Mandibular or maxillary mass

  • Most common presentation in eBL

  • Maxillary tumors are more common (may involve the orbit)

  • Jaw involvement occurs much less frequently (15-20% of sBL cases)

CNS involvement

  • Meningeal infiltration, with or without cranial nerve (CN) involvement (frequently, CN III and CN VII); this is the most common mode of presentation with CNS disease

  • Headaches, visual impairment, and paraplegia from spinal involvement; these may be the initial presenting features in some cases

"B" systemic symptoms

  • B systemic symptoms are uncommon but may be associated with other presenting symptoms, such as fever, weight loss, night sweats, fatigue.

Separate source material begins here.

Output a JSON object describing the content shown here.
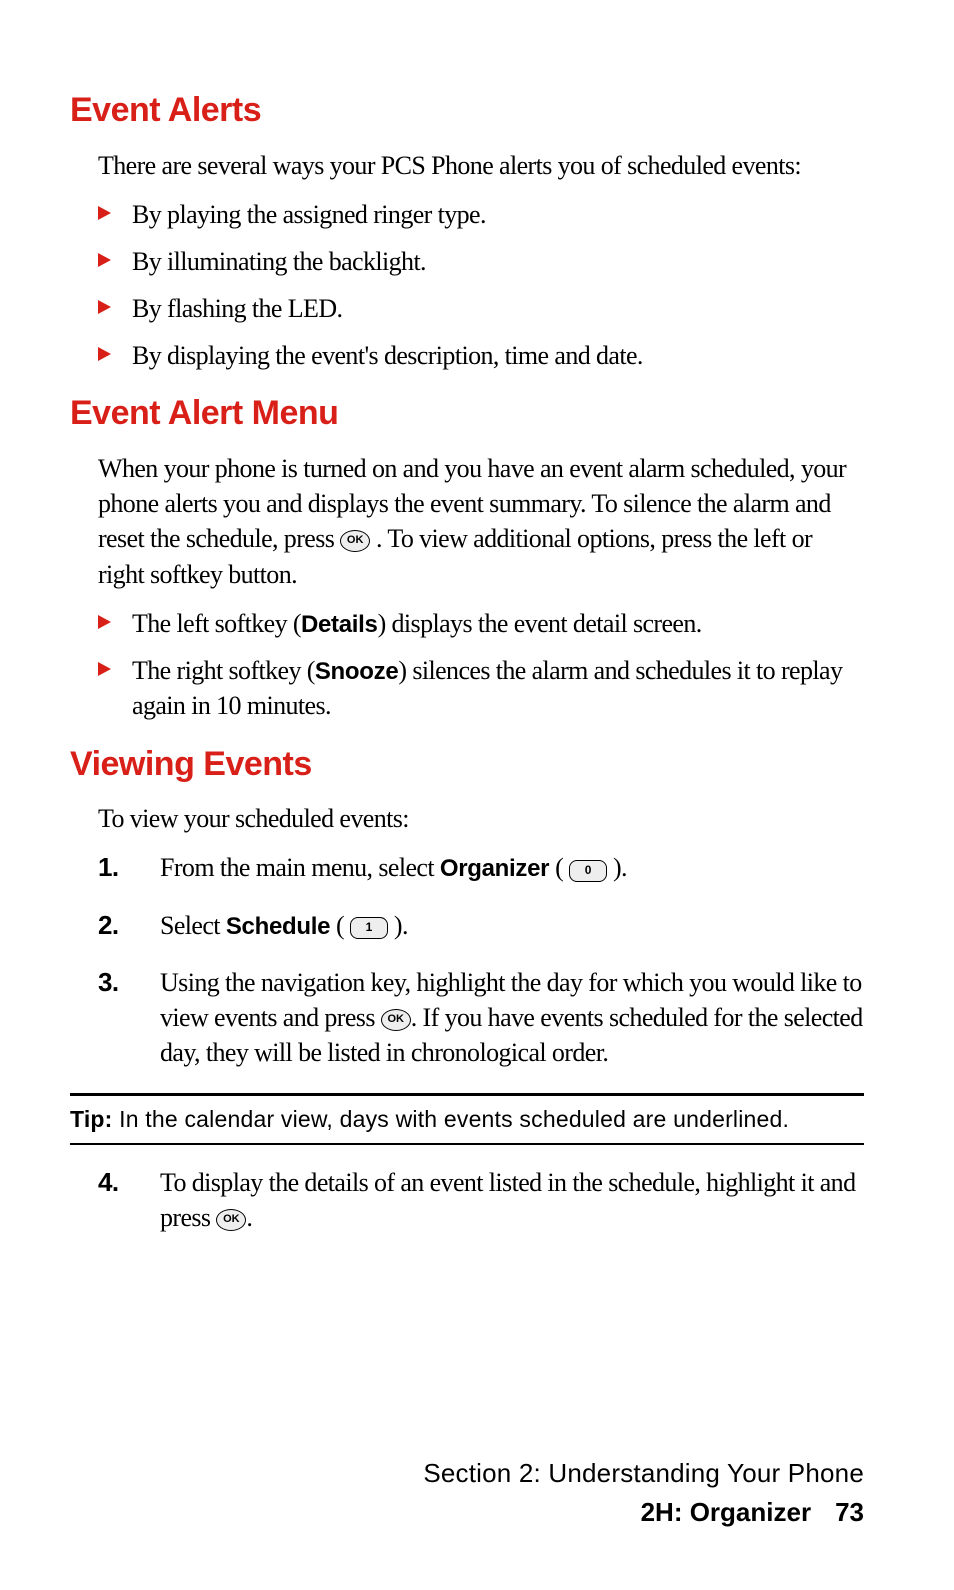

  • Bone marrow involvement is common in Burkitt lymphoma

  • Lymphadenopathy is more common in affected adults than in children



Patients with more than 25% bone marrow involvement are usually referred to as having Burkitt leukemia (BL). However, most patients will present with nodal or extranodal masses. Different staging systems, such as the National Cancer Institute (NCI) and Ann Arbor and St. Jude/Murphy staging systems, as well as a risk-adapted approach, have been proposed for these patients and are summarized below.

NCI staging system

See the list below:

  • A - Single solitary extra-abdominal site

  • AR - Intra-abdominal, more than 90% of tumor resected

  • B - Multiple extra-abdominal tumors

  • C - Intra-abdominal tumor

  • D - Intra-abdominal plus 1 or more extra-abdominal sites

Ann Arbor system and St. Jude/Murphy staging (commonly used)

Stage I

  • Single tumor (extranodal)

  • Single anatomic area (nodal)

Stage II

  • Single tumor (extranodal) with regional node involvement

  • Primary gastrointestinal tumor

  • Lymphoma involving nodal areas on the same side of the diaphragm

Stage IIR

  • Completely resected intra-abdominal disease

Stage III

  • Lymphoma involving sites on opposite sides of the diaphragm

  • All primary intrathoracic tumors

  • All paraspinal or epidural tumors

  • Extensive intra-abdominal disease

Stage IV

  • Any of the above, with central nervous system (CNS) or bone marrow involvement (< 25%) at presentation

Around 30% of patients present with limited-stage disease (stage I or II), and 70% present with more extensive disease (stage III or IV). Bone marrow involvement is found in 30-38% of patients, and the CNS is involved in 13-17% of adult patients.

Risk-adapted approach

Currently, most patients are treated following a risk-adapted approach. In this classification, patients are broadly divided into two groups: low risk and high risk.

Low-risk patients are those who have nonbulky disease (< 10 cm), early stage (I or II) disease, good performance status, and a normal lactate dehydrogenase (LDH) level. High-risk patients include all other patients.